What is an Immediate Care Plan?
Immediate needs annuities are a type of annuity, also known as immediate care plans or care fees annuities, which pay out a guaranteed income for life to help cover the cost of care fees in exchange for a one-off lump sum payment.
Payments can be set to pay a level benefit, or can be index linked to raise over time. You can use whatever money or assets you may have left over after taking out the immediate care plan for any purpose – for example, if you wanted to leave it to your family.
Immediate needs annuities offer
- the ability to have care in your own home, or in a residential or nursing home
- a payout until you no longer require care, which is usually when you die
- the option to have your payment given directly to a care home, carer, or to you as the policyholder
You can also buy a deferred care plan for long term care. Instead of paying out benefits immediately, this pays out after a few months or years.
With a deferred care plan, you can agree a fixed period of time for your care. For example if you will need care for a few months or few years, but you will also have some protection if your care needs go beyond the agreed fixed period of time (you will have to agree this extra period of time with your insurer). A deferred care plan is usually cheaper than an immediate care plan.
There are many optional benefits that can be taken with an Immediate Care Plan but for those individuals who are particularly concerned about receiving full value, should they die soon after purchase, the option capital protection may be considered.
Capital protection allows you to protect between 1% and 75% of the premium until the percentage protected has been paid out in full to either the care home or the estate (total payments may well be less than the original amount invested). If capital protection isn’t selected, there will be no return of capital on your death, and as such the initial income will be higher.

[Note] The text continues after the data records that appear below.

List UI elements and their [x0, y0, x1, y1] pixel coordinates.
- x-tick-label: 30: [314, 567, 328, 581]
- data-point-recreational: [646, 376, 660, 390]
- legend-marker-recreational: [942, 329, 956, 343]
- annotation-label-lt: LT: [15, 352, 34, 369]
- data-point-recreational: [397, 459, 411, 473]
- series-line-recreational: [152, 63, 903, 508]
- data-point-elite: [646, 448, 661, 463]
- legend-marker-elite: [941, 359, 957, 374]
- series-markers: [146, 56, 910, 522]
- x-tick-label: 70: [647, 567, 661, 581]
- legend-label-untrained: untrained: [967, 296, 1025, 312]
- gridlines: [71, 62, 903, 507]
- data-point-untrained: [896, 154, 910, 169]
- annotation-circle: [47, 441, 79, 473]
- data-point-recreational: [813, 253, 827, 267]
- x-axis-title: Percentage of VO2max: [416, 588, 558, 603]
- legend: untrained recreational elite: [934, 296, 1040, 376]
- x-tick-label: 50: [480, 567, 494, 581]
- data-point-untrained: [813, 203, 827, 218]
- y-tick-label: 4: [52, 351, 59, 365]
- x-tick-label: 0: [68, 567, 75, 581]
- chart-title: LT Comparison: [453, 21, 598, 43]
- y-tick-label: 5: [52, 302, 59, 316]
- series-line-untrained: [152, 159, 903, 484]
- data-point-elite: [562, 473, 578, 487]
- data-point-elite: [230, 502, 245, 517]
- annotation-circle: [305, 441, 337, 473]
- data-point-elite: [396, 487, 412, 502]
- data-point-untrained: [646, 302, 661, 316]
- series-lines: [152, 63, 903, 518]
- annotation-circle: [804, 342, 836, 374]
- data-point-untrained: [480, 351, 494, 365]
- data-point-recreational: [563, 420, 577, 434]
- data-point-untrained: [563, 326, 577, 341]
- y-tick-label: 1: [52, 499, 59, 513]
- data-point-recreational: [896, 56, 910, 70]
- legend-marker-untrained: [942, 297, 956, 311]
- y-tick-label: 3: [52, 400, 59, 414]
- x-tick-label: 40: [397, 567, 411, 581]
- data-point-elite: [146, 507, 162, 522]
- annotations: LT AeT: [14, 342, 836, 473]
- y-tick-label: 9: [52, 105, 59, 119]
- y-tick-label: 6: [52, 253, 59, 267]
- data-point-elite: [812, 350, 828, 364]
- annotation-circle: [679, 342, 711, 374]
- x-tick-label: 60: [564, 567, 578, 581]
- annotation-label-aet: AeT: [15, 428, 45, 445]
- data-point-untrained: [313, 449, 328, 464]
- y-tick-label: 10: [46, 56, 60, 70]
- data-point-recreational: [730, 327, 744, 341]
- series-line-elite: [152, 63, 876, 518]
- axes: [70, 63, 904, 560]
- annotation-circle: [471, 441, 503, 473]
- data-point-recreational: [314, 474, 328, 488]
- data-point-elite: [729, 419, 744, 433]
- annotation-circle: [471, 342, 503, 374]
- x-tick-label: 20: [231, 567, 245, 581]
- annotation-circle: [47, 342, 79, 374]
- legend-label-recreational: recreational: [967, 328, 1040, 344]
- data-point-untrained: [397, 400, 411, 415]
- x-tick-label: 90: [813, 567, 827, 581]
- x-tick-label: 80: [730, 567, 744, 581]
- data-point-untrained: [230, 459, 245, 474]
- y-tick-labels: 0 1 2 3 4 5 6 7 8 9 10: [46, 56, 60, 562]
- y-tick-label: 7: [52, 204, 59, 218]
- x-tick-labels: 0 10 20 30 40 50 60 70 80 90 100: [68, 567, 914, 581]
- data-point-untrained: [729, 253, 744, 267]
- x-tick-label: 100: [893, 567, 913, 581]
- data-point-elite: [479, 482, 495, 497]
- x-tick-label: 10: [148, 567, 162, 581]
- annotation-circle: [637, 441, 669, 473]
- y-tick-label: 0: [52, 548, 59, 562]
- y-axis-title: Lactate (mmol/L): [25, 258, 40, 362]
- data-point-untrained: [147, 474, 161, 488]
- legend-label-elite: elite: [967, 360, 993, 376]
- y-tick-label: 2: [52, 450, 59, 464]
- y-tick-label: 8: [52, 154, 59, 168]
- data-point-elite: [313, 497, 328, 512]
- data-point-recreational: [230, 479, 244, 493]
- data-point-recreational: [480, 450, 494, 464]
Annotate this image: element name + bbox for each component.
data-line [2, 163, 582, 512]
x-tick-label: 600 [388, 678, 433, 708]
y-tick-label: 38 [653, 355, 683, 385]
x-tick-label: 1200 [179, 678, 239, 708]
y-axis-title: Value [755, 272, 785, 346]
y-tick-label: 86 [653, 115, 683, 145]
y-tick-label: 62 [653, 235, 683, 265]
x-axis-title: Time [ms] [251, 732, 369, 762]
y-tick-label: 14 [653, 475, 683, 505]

You must be medically assessed as needing care to apply for this type of care plan, and for the insurer to evaluate how much you must pay for your chosen level of income.
You cannot normally cancel or get your lump sum premium back, except during the statutory cooling off period (normally 30 days) after purchase.
- If you die earlier than expected your family will not get any money back, but some policies do offer an option to safeguard the capital in the event of early death
- If you die later than expected, the insurer will pay out an income until your death
- When you die, unless the policy offers a death benefit, there is no payout to your estate
The minimum purchase price is usually £5,000 with the maximum around £400,000.
Payments from an immediate care plan are tax free as long as they are paid direct to your care provider. If, for whatever reason, you leave care at any point the income will be paid directly to you, rather than to your care provider, but it would lose its tax-free status. However, it can be converted back to being tax-free should you require care again in the future. If, at any point, the income was paid direct to you the annuity is split into two parts, a capital element and an interest element. The capital element is deemed to be a part return of an annuitant’s original capital and as such is not taxable. The capital content varies according to such factors as age, sex, guarantees and frequency of payment. Generally, only the interest element is taxable and is taxed as savings income with tax being deducted at 20%.
If you are a higher rate taxpayer, you will be liable to pay additional tax direct to HM Revenue & Customs (HMRC). If you pay starting rate tax, you may be able to reclaim part of the tax deducted.
If you are a non-taxpayer you should complete HMRC form R89, or R86 for joint purchasers to ensure that your annuity income is payable gross.
To ensure that a part of your income payment is regarded as returned capital, you should complete HMRC form, PLA6.
All statements concerning the tax treatment of products and their benefits are based on our understanding of current tax law and HM Revenue and Customs’ practice. Levels and bases of tax relief are subject to change.
Payments can be paid tax free directly to the care provider or to the annuitant but it would lose its tax free status.